Sarah decided to make an appearance and within a matter of minutes, I was prepped for a cesarian.

“Call Mom!” I shouted to Tom as they wheeled me into the operating room.

She came. I knew she would.

So last night, we sang. And tonight we will sing.

And the angels will smile.

 

 

Wisdom from My Mother

It had been one of those terrible, horrible, no-good, very-bad, days and I was contemplating a move to Australia.

The farming, marketing, processing, and livestocking was about to kill me. Not to mention the fact I’m still a wife, homemaker, daughter, and church member. Everyday I got up looked at my list, checked it off and just like Pinocchio’s nose, when I got up the next morning it grew.

So a few weeks ago, after I’d had an especially taxing morning, I pushed Mom onto our front porch. We gazed over the 10 acre field dotted with colored leaves. My heart churned with anxiety and ungratefulness.

I glanced at Mom in her wheelchair. At 94, her life consists of eating, sleeping, watching TV, and reading when her eyes allow. She is dependent on caregivers to aid her in bathing, walking, and toiletry. Sometimes she gets out once a week and sometimes she doesn’t.

I had a thought. Maybe I could do one thing right. I’d try to be a better daughter and caregiver. “Mom, if you could change one thing about your life, what would it be?” I calculated the extensive list of circumstances and people I’d change.

Without missing a beat she replied. “Not a thing.”

I couldn’t believe it. “You mean you can’t think of anything you would change about your situation.?” I observed her worn face with skin that is breaking down.

“No, not really.”

I hadn’t even asked her for advice, yet her simple words spoke volumes. My eyes watered. My heart bowed low.

I say I believe in the sovereignty of God, but I’d been living like I’m the sovereign one.

Like Moses, I’m in a desert place. A place where I have to be dependent on God. Not my friends, not my church, not my family, but on Him. It’s a hard place to be.

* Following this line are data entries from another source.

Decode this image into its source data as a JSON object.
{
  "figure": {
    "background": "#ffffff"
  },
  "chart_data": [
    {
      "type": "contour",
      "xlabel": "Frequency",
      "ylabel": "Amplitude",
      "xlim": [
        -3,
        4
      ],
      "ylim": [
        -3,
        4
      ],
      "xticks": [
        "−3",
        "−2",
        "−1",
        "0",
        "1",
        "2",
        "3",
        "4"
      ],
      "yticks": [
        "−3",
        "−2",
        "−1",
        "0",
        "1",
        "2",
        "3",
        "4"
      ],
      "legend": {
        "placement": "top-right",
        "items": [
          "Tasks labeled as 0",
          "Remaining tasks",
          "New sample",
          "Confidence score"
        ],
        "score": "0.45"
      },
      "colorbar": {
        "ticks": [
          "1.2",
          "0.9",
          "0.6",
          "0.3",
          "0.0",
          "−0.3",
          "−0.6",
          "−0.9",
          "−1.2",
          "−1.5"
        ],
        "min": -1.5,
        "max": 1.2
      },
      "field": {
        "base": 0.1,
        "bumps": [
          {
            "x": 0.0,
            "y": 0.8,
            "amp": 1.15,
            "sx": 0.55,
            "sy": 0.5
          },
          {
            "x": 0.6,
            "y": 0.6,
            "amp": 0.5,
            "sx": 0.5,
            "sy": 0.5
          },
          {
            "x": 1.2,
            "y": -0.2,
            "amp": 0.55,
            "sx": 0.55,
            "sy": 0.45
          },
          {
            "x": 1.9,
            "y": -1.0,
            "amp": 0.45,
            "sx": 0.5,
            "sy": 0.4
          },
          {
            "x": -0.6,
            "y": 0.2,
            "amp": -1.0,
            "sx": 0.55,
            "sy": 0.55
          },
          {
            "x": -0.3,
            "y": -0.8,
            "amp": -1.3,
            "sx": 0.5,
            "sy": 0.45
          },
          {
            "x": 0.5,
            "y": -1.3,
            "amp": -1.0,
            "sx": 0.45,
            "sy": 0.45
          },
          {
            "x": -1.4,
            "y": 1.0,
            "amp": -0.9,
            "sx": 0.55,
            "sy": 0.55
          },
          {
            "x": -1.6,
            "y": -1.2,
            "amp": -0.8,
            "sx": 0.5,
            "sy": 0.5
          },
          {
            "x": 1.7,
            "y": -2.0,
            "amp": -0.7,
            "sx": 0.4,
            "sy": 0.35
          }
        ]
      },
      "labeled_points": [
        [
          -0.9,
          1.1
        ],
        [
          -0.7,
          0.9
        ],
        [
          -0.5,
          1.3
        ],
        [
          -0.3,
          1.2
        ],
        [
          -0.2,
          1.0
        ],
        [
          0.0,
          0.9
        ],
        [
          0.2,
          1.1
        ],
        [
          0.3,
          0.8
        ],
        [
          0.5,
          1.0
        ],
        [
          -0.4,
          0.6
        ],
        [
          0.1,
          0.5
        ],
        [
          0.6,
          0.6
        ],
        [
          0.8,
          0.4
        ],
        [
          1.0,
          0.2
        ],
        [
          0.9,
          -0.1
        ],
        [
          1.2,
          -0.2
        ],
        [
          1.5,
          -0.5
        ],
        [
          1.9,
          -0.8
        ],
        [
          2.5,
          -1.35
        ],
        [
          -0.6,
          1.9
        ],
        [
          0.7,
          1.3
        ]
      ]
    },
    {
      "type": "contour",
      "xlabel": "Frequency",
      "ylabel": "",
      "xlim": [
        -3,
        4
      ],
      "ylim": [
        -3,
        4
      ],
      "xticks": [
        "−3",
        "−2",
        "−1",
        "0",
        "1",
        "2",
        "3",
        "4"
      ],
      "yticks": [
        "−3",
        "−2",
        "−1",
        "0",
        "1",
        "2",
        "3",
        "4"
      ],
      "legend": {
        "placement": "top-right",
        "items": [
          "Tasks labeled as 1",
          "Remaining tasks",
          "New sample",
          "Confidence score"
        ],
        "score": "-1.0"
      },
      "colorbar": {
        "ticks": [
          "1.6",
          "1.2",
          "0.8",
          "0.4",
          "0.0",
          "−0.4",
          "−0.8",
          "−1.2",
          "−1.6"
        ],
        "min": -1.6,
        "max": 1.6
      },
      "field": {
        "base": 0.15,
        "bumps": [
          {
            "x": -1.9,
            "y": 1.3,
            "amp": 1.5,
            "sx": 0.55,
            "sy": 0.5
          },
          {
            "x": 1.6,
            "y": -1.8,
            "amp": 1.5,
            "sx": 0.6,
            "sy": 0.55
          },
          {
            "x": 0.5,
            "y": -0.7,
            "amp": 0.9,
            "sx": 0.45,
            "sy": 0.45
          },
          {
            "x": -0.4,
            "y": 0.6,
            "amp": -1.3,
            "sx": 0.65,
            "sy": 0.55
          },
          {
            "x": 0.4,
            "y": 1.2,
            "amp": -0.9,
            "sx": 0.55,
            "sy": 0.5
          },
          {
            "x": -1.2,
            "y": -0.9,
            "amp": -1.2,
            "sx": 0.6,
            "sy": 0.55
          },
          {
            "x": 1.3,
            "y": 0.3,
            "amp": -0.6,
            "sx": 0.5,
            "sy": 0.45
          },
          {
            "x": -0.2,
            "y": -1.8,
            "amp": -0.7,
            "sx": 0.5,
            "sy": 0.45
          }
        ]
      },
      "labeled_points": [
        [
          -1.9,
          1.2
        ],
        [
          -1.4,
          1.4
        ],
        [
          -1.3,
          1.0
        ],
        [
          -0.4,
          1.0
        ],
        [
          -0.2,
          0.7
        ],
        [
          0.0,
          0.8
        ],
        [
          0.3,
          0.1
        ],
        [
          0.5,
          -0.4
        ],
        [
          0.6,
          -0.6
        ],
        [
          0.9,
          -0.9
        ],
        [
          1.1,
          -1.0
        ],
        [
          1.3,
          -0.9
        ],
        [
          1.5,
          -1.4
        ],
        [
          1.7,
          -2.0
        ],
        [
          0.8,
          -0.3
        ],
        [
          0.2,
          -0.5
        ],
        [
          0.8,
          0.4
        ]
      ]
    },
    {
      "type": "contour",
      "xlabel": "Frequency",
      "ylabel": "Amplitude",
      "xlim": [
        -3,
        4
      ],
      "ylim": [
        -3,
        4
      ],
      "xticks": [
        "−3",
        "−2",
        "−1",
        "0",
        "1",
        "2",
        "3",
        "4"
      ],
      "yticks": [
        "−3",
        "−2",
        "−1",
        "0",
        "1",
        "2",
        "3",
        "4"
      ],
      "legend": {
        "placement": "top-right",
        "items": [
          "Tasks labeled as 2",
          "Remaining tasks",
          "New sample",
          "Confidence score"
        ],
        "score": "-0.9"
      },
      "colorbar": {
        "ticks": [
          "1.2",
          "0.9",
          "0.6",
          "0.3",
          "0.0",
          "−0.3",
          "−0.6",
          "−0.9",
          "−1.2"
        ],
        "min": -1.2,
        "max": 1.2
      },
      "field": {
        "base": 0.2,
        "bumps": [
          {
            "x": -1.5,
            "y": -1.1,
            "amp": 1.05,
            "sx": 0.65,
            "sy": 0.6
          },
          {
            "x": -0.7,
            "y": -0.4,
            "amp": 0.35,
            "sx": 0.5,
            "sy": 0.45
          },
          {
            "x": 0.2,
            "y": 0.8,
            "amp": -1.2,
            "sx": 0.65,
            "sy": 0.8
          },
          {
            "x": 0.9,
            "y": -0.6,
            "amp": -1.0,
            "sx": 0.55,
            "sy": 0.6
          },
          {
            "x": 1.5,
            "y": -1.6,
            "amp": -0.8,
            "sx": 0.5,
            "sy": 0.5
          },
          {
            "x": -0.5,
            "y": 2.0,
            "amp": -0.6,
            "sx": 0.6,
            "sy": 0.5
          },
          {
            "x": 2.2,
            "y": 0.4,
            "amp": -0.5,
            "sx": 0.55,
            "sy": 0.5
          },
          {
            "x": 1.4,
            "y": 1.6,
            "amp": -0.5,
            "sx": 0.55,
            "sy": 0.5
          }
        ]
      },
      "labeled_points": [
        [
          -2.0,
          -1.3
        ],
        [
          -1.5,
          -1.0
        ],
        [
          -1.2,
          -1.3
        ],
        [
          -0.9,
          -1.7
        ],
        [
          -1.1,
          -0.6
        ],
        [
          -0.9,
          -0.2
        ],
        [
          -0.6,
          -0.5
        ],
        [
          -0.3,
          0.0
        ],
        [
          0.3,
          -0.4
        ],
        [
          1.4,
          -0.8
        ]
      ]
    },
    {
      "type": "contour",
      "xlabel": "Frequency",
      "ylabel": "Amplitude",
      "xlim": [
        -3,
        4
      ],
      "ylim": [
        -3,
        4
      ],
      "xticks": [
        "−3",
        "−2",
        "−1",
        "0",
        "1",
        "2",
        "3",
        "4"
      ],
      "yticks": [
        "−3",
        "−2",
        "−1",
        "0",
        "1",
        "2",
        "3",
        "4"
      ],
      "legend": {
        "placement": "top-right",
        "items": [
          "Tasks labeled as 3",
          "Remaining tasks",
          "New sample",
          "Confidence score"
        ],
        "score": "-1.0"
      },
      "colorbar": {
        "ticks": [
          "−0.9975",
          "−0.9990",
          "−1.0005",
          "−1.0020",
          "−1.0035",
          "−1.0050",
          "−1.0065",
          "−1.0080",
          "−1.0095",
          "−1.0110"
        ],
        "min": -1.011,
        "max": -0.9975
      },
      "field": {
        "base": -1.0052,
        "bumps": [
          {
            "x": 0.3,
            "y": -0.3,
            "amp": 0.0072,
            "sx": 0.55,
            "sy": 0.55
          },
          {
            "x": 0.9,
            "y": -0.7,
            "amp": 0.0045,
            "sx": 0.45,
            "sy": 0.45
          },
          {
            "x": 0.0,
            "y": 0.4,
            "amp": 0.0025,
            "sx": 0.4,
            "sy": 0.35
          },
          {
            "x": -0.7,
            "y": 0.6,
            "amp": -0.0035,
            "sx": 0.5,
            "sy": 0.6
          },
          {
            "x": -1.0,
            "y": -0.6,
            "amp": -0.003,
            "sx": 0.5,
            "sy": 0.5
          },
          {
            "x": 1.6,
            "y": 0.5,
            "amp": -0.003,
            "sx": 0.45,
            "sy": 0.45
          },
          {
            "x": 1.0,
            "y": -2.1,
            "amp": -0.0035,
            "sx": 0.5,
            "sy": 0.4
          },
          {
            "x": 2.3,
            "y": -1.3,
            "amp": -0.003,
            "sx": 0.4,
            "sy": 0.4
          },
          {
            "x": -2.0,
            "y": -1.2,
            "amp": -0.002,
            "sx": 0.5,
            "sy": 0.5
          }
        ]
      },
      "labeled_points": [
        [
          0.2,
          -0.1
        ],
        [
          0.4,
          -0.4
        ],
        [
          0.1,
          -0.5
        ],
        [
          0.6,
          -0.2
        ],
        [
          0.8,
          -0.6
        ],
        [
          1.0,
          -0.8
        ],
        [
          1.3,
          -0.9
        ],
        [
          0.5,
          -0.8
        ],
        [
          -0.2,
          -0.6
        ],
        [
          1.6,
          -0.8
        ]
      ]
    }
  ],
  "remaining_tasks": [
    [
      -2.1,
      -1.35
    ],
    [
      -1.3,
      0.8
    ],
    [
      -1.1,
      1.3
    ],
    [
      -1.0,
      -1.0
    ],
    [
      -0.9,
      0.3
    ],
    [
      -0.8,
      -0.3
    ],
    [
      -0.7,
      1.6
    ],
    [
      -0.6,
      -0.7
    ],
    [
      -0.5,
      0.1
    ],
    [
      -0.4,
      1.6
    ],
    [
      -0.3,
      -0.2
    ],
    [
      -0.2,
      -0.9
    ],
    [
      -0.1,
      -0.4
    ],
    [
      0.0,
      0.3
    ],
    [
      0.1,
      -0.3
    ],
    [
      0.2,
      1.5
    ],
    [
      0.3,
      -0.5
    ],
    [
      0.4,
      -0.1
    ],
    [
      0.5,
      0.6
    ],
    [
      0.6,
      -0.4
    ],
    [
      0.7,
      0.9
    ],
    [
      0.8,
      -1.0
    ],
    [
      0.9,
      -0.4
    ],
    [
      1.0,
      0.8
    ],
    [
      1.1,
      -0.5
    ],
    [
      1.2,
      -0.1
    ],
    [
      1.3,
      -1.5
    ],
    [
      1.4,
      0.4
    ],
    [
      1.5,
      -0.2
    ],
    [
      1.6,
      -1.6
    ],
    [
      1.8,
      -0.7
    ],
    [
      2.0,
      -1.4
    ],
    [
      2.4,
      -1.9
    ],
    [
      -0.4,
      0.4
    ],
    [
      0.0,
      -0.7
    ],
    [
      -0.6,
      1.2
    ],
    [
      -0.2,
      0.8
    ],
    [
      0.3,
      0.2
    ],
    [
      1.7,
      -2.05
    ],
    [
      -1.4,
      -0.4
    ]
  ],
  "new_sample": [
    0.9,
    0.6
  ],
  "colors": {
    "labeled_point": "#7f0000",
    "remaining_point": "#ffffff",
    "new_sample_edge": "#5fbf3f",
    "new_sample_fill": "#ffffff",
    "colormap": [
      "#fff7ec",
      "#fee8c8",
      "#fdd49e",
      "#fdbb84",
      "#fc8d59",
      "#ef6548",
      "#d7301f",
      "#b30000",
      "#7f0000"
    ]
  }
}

Years ago, I studied the book of Isaiah and claimed a verse as my own.

“In repentance and rest is your salvation, in quietness and trust is your strength.” Is. 30:15.

I repented. And I’m trying to rest. Not work but trust. I need to talk less and pray more.

It’s a hard place to be, but I wouldn’t trade it for the world.

Besides, who wants to move to Australia?